Mais l'incertitude ne se trouve pas en dehors de nous. Nous y participons. En nous repliant sur nous-mêmes, nous ne faisons que l'alimenter. Nous nous fermons à la compréhension des autres, à l'intelligence des Etats, à la saisie du monde. La tentation du repli est une impasse, une solution vaine. Les attentats du 11 septembre ont montré avec une effrayante cruauté qu'il n'y avait aucune protection définitive contre la violence aveugle. Et que nous pouvions sans le savoir abriter notre propre destruction.
* * *
Devant l'incertitude, la première exigence est de comprendre. Notre responsabilité est d'apporter de la lumière. L'obscurantisme fait le lit de la violence et de la souffrance des peuples. Combattons-le.
Certains ont cru lire dans les tragiques événements du 11 septembre l'affrontement de deux civilisations incompatibles, le choc monolithique de l'Islam et de l'Occident. Cette lecture me semble à la fois fausse et dangereuse.
Elle est fausse, parce qu'elle oppose des civilisations présentées comme des ensembles homogènes de composants sociaux, religieux, économiques ou culturels, alors que la réalité de notre monde se construit aujourd'hui dans la diversité, l'échange, la complexité, le disparate.

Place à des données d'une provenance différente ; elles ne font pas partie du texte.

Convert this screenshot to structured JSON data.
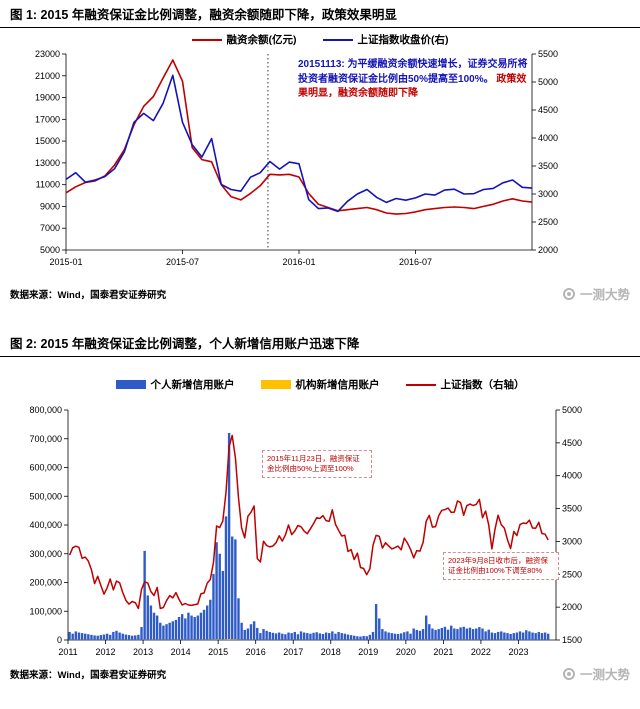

Les cartes d'état-major ne sont plus notre horizon. Nous pensons de moins en moins en termes de limites et de frontières. Les hommes et les femmes voyagent, transmettent par-delà les mers des informations, échangent dans l'immédiat leurs impressions, établissent des liens nouveaux, parlent dans des langues qui ne leur sont pas familières. Le monde brasse le monde.
Au sein d'une même aire culturelle, des éléments ethniques ou sociaux creusent des fossés parfois plus profonds qu'entre des groupes d'habitants situés sur deux continents différents. Les communautés se lient par-delà les nations. Des réalités économiques alimentent les injustices, élèvent les mêmes murs d'incompréhension au cur de différents Etats. Chaque société est travaillée par ces problèmes, qui n'appellent pas une analyse culturelle, mais une réponse politique ferme et déterminée.

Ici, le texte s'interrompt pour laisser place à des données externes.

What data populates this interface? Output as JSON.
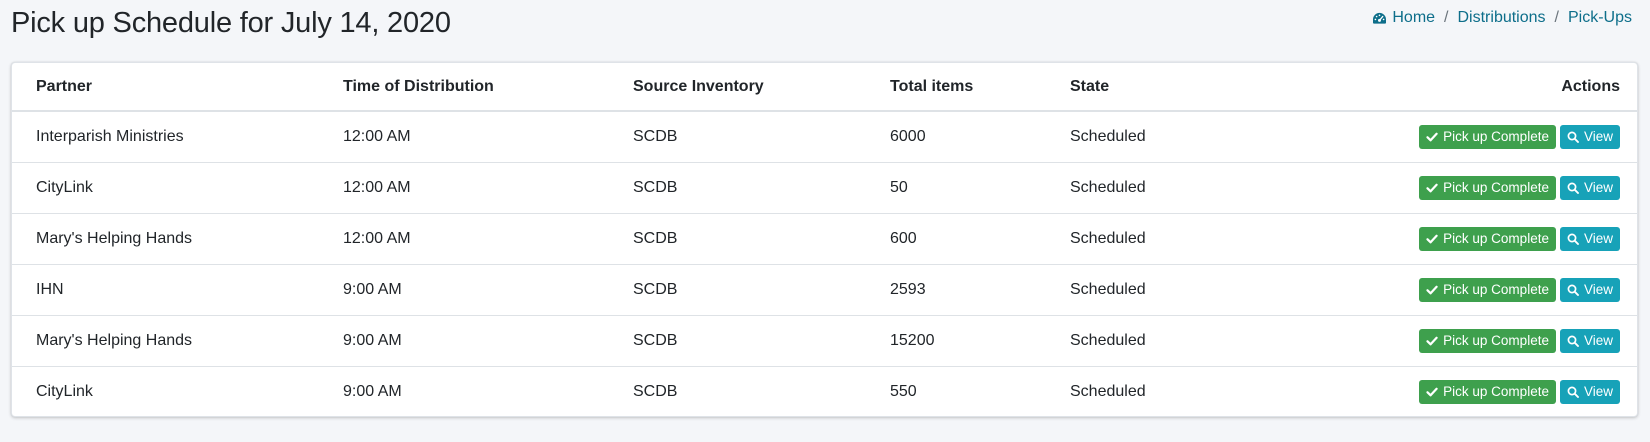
{
  "page": {
    "title": "Pick up Schedule for July 14, 2020"
  },
  "breadcrumb": {
    "home": "Home",
    "distributions": "Distributions",
    "current": "Pick-Ups",
    "separator": "/"
  },
  "table": {
    "headers": {
      "partner": "Partner",
      "time": "Time of Distribution",
      "source": "Source Inventory",
      "total": "Total items",
      "state": "State",
      "actions": "Actions"
    },
    "rows": [
      {
        "partner": "Interparish Ministries",
        "time": "12:00 AM",
        "source": "SCDB",
        "total": "6000",
        "state": "Scheduled"
      },
      {
        "partner": "CityLink",
        "time": "12:00 AM",
        "source": "SCDB",
        "total": "50",
        "state": "Scheduled"
      },
      {
        "partner": "Mary's Helping Hands",
        "time": "12:00 AM",
        "source": "SCDB",
        "total": "600",
        "state": "Scheduled"
      },
      {
        "partner": "IHN",
        "time": "9:00 AM",
        "source": "SCDB",
        "total": "2593",
        "state": "Scheduled"
      },
      {
        "partner": "Mary's Helping Hands",
        "time": "9:00 AM",
        "source": "SCDB",
        "total": "15200",
        "state": "Scheduled"
      },
      {
        "partner": "CityLink",
        "time": "9:00 AM",
        "source": "SCDB",
        "total": "550",
        "state": "Scheduled"
      }
    ]
  },
  "actions": {
    "complete_label": "Pick up Complete",
    "view_label": "View"
  },
  "icons": {
    "home": "dashboard-icon",
    "complete": "check-icon",
    "view": "search-icon"
  },
  "colors": {
    "link": "#0d6e8a",
    "success": "#3ea04d",
    "info": "#17a2b8"
  }
}
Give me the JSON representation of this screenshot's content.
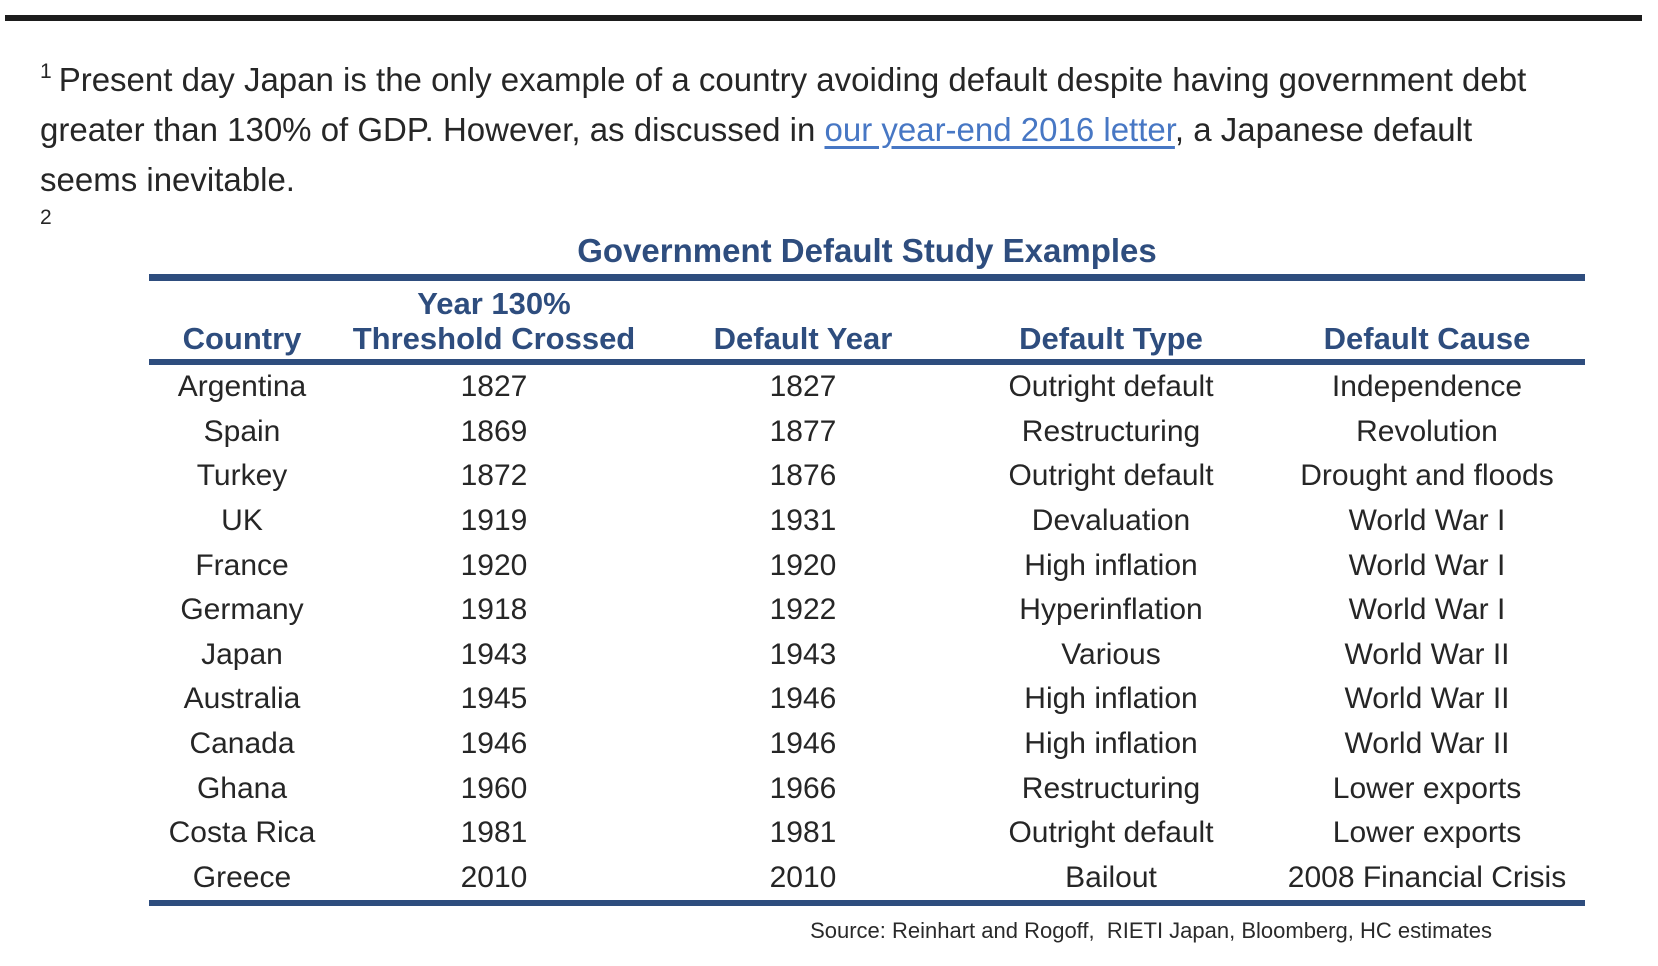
{
  "document": {
    "footnote_1": {
      "marker": "1",
      "line1": "Present day Japan is the only example of a country avoiding default despite having government debt",
      "line2_before_link": "greater than 130% of GDP. However, as discussed in ",
      "line2_link": "our year-end 2016 letter",
      "line2_after_link": ", a Japanese default",
      "line3": "seems inevitable."
    },
    "footnote_2_marker": "2"
  },
  "table": {
    "title": "Government Default Study Examples",
    "headers": {
      "country": "Country",
      "threshold_line1": "Year 130%",
      "threshold_line2": "Threshold Crossed",
      "default_year": "Default Year",
      "default_type": "Default Type",
      "default_cause": "Default Cause"
    },
    "column_keys": [
      "country",
      "year_130_threshold_crossed",
      "default_year",
      "default_type",
      "default_cause"
    ],
    "rows": [
      {
        "country": "Argentina",
        "year_130_threshold_crossed": "1827",
        "default_year": "1827",
        "default_type": "Outright default",
        "default_cause": "Independence"
      },
      {
        "country": "Spain",
        "year_130_threshold_crossed": "1869",
        "default_year": "1877",
        "default_type": "Restructuring",
        "default_cause": "Revolution"
      },
      {
        "country": "Turkey",
        "year_130_threshold_crossed": "1872",
        "default_year": "1876",
        "default_type": "Outright default",
        "default_cause": "Drought and floods"
      },
      {
        "country": "UK",
        "year_130_threshold_crossed": "1919",
        "default_year": "1931",
        "default_type": "Devaluation",
        "default_cause": "World War I"
      },
      {
        "country": "France",
        "year_130_threshold_crossed": "1920",
        "default_year": "1920",
        "default_type": "High inflation",
        "default_cause": "World War I"
      },
      {
        "country": "Germany",
        "year_130_threshold_crossed": "1918",
        "default_year": "1922",
        "default_type": "Hyperinflation",
        "default_cause": "World War I"
      },
      {
        "country": "Japan",
        "year_130_threshold_crossed": "1943",
        "default_year": "1943",
        "default_type": "Various",
        "default_cause": "World War II"
      },
      {
        "country": "Australia",
        "year_130_threshold_crossed": "1945",
        "default_year": "1946",
        "default_type": "High inflation",
        "default_cause": "World War II"
      },
      {
        "country": "Canada",
        "year_130_threshold_crossed": "1946",
        "default_year": "1946",
        "default_type": "High inflation",
        "default_cause": "World War II"
      },
      {
        "country": "Ghana",
        "year_130_threshold_crossed": "1960",
        "default_year": "1966",
        "default_type": "Restructuring",
        "default_cause": "Lower exports"
      },
      {
        "country": "Costa Rica",
        "year_130_threshold_crossed": "1981",
        "default_year": "1981",
        "default_type": "Outright default",
        "default_cause": "Lower exports"
      },
      {
        "country": "Greece",
        "year_130_threshold_crossed": "2010",
        "default_year": "2010",
        "default_type": "Bailout",
        "default_cause": "2008 Financial Crisis"
      }
    ],
    "source": "Source: Reinhart and Rogoff,  RIETI Japan, Bloomberg, HC estimates"
  },
  "colors": {
    "navy": "#2e4d7e",
    "link_blue": "#4777c4",
    "text": "#262626",
    "rule_black": "#1d1d1d"
  }
}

Cette lecture est également dangereuse parce qu'elle renforce les communautarismes et conduit à une instrumentalisation de la culture et de la religion.
Dans les périodes de trouble et de mutation, le communautarisme est une tentation fréquente. Il est une des formes du repli sur soi. Quand le monde s'ouvre, quand les informations circulent, les langues s'entrechoquent, les niveaux de vie se confrontent, certains esprits peuvent trouver dans la défense d'une identité fermée, hostile à toute différence, une solution illusoire.
La religion et la culture deviennent alors non plus des instruments de paix et de construction de soi, mais des armes contre l'autre. Elles sont détournées à des fins politiques, jusqu'à mutiler et renier ce qu'elles sont. Le discours d'un Ben Laden est le fruit de cette stratégie, qui nuit d'abord aux millions de musulmans qui vivent leur foi dans la paix. Les opinions publiques ne s'y sont d'ailleurs pas trompées, qui ont résisté à l'amalgame scandaleux entre l'Islam et le terrorisme. A nous de saluer et de consolider cette lucidité.
* * *
Contre les réactions de repli et les raccourcis théoriques qui nourrissent l'incompréhension au lieu de la réduire, notre devoir est d'élaborer ensemble des réponses.
Cette ambition suppose de répondre à plusieurs exigences.
La première est celle de l'enracinement et de la diversité des cultures.
Il ne suffit pas de condamner le communautarisme, encore faut-il comprendre ce qu'il traduit comme angoisse devant un monde coupé de sa tradition, de ses coutumes, dépourvu de normes et de repères. Une vie se guide aussi dans le souvenir d'une terre, dans l'exercice d'une mémoire, dans le rappel et la pratique d'une langue, dans le respect de certaines croyances et des diverses expériences du sacré. Ces racines propres à chaque peuple, nous devons les retrouver. Nous devons démêler le réseau de leurs branches pour remonter aux sources. Je ne parle pas ici d'un exercice de nostalgie vaine. Je veux rappeler la nécessité, pour construire ensemble un avenir, d'assumer pleinement notre passé. Plus le monde est ouvert et mouvant, plus nous devons être sûr de ce que nous sommes.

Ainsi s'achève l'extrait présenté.